The officer was harassed through suspension, major penalty, departmental charge sheet, police and vigilance cases and 12 transfers in just five years.
In October 2012, he applied for change of cadre from Haryana to Uttarakhand on the ground of major hardships and threat to life.
To assess the threat to life of the respondent, the then Secretary, MoEF, sought a report from the IB in August 2014.
The IB confirmed hardships and threat to his life and in 2015, his cadre was changed and he was appointed CVC, AIIMS.
Embroiled in several false cases by then, on December 5, 2015, Chaturvedi sought all files, documents etc., pertaining to his interstate cadre transfer from Haryana to Uttarakhand. He had also sought information regarding his interstate cadre deputation to the Delhi government.
The MoEF supplied him the information on January 7, 2016.
Since the file notings/ correspondences included a mention of an IB report about him, Chaturvedi made an RTI application for a copy of the same on January 18, 2016.
The MoEF declined his request, forcing him to move the CIC, where Central Information Commissioner M Sridhar Acharyulu on April 21, 2016, held that the IB report pertained to allegations of human rights violation and harassment of Chaturvedi and is liable to be supplied to him.

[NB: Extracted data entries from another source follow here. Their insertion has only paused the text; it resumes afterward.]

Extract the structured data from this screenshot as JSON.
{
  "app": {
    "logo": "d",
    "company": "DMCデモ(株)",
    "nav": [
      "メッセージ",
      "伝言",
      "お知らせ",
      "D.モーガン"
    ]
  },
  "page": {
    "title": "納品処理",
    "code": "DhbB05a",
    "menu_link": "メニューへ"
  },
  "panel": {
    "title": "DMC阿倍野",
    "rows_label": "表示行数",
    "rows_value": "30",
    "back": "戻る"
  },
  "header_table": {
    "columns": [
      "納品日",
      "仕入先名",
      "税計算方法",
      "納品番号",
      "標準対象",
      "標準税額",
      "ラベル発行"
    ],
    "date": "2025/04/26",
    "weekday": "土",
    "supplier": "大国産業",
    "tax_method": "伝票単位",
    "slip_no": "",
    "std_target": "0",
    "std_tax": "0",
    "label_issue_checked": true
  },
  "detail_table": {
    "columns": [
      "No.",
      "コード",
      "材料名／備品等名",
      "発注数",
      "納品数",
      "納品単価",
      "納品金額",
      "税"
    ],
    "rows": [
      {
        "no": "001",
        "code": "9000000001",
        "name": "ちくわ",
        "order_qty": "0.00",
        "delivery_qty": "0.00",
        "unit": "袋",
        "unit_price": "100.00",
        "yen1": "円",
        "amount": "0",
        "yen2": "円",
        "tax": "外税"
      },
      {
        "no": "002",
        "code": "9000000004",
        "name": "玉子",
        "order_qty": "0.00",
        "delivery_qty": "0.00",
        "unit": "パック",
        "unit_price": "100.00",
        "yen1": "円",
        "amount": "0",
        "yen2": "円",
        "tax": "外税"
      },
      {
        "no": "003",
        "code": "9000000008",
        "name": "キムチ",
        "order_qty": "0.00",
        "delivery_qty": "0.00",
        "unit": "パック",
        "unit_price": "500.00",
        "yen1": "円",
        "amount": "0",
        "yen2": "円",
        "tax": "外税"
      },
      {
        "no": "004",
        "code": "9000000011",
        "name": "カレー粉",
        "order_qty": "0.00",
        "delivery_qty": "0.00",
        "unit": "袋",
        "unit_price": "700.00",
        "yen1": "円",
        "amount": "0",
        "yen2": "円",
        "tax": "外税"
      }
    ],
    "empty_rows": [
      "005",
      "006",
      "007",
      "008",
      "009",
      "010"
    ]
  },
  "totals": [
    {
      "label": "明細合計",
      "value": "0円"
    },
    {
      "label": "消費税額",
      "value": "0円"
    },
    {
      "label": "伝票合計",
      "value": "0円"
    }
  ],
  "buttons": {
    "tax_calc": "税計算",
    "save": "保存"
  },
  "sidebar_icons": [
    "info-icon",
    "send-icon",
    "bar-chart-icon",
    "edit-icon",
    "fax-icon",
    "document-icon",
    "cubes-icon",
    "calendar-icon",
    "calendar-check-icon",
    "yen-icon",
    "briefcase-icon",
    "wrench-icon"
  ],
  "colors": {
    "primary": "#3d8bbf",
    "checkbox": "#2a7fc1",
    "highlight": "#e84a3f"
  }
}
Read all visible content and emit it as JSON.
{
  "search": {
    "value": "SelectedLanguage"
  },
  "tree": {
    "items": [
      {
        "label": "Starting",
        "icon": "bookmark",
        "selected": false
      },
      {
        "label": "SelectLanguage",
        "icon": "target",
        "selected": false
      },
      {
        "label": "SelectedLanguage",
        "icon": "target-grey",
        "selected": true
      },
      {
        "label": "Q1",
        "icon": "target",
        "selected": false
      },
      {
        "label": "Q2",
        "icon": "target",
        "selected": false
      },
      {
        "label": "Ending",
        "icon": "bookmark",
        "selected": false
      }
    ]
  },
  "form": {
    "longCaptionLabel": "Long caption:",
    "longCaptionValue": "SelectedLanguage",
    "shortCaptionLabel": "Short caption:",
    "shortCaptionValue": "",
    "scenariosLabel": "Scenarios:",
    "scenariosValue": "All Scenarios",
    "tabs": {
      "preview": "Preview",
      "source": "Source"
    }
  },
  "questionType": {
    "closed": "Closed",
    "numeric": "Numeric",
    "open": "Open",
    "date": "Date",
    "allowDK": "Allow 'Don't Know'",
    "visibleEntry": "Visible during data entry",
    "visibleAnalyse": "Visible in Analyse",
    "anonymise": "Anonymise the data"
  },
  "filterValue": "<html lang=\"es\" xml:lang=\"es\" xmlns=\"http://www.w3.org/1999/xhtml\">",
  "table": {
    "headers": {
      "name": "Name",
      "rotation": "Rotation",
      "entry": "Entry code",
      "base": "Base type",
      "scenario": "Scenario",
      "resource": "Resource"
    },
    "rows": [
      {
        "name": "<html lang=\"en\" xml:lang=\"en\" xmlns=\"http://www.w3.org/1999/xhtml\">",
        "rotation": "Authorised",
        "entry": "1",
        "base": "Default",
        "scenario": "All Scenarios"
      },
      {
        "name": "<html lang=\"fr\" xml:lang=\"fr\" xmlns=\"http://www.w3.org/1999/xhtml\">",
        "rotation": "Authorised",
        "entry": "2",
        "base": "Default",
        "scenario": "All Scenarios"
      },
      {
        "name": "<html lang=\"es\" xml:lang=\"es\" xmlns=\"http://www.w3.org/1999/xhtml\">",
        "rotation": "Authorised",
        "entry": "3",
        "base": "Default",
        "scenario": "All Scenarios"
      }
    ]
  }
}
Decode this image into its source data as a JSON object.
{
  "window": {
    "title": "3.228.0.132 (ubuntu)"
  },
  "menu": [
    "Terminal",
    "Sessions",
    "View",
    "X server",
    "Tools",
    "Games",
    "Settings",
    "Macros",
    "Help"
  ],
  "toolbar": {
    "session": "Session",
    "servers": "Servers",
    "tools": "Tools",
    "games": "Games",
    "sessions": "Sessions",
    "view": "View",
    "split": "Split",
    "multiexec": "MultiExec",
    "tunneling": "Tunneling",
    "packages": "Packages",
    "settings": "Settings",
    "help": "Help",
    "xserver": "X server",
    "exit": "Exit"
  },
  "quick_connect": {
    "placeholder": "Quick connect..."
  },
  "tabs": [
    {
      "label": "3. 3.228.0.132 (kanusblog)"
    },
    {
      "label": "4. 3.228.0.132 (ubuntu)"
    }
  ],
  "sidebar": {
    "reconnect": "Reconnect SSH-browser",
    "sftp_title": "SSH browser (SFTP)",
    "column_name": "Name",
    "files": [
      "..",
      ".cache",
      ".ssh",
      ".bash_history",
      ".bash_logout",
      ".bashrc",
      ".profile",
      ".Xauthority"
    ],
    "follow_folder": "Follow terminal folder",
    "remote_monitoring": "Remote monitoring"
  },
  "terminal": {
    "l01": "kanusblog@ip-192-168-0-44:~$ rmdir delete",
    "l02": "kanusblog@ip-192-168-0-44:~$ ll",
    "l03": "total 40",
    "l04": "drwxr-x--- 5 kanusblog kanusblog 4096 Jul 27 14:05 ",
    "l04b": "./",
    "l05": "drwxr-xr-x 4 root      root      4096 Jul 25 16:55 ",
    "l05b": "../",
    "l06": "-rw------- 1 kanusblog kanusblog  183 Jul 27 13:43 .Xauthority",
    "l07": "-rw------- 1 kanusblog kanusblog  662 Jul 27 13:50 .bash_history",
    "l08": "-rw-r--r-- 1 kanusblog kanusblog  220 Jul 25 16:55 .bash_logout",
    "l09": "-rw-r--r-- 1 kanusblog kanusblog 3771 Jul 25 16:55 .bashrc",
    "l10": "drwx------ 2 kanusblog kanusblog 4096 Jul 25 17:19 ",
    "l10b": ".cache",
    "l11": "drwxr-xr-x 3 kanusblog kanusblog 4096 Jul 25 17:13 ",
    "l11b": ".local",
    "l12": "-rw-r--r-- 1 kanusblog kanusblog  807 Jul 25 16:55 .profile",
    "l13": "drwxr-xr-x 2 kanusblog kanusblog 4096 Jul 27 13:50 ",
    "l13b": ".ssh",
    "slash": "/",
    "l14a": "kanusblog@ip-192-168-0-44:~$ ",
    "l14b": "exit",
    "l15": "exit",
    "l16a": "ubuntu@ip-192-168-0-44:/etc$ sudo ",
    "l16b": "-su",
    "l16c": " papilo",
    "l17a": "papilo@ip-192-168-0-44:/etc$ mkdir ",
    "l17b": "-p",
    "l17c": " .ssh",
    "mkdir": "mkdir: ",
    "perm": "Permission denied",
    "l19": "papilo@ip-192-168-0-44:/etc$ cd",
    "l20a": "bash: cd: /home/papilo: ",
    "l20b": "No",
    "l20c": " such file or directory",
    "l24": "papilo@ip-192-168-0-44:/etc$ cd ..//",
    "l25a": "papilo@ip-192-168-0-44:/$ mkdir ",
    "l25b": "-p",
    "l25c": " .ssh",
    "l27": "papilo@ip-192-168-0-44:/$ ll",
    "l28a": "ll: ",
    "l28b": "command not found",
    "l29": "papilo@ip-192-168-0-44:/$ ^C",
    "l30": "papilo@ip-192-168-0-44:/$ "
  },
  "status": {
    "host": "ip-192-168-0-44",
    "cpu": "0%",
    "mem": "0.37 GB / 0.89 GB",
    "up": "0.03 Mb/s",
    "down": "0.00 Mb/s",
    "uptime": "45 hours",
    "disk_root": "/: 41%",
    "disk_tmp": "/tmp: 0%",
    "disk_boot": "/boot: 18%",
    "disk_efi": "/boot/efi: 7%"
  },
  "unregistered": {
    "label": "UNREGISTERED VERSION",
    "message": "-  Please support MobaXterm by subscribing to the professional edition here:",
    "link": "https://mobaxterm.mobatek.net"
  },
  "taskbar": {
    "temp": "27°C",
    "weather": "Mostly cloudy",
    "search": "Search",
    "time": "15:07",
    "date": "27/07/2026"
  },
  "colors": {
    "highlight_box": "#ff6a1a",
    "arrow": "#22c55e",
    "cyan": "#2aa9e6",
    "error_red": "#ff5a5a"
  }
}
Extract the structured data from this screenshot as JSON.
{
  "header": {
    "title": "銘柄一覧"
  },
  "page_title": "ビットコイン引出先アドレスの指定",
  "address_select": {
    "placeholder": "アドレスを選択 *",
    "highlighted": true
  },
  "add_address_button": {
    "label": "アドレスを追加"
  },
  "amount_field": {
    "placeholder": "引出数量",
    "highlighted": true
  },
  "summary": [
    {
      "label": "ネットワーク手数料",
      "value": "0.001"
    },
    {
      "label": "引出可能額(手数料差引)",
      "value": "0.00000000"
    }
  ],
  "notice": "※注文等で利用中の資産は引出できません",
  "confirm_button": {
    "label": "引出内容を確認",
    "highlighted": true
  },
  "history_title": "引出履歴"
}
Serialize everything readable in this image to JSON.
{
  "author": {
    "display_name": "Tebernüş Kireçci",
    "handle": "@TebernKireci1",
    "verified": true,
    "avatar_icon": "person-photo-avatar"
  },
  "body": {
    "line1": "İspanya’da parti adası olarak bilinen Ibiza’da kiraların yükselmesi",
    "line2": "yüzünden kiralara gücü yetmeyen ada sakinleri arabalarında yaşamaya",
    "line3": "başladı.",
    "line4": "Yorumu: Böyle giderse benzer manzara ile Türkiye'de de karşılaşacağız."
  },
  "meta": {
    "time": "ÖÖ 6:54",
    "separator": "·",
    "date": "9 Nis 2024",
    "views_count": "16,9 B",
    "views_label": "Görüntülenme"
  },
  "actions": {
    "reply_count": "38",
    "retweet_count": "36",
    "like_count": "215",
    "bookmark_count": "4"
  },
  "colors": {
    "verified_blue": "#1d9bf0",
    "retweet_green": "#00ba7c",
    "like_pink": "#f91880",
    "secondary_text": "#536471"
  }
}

The CIC had also found that the IFS officer was put to extreme hardship by corrupt political rulers and corrupt public servants in retaliation of his unstinted implementation of rule of law and the gist of IB report, as furnished by IB in response to the RTIrequest of appellant, shows that its disclosure could cause no harm to core activity of security or intelligence of the IB.
The IB report opined that "there appears to be truth in the contention of Sanjiv Chaturvedi regarding alleged harassmentmeted out to him by the Haryana Government. His request for change of cadre from Haryana to Uttarakhand merits consideration”.
Chaturvedi had contended that the gist of the report clearly evidences that the case involves issue of corruption and human rights violation and, hence, is covered by the exceptions created by the proviso to Section 24 of the RTI Act.
The Centre moved the high court against the CIC order. It was stayed in the interim.
However, on August 23, the high court held, "The IB report is information as per Section 2(f) held by MoEF and the information pertains to allegation of corruption and human rights violation. Clearly, the information sought by the respondent falls in the category of being exempt from the exclusion clause and is liable to be supplied."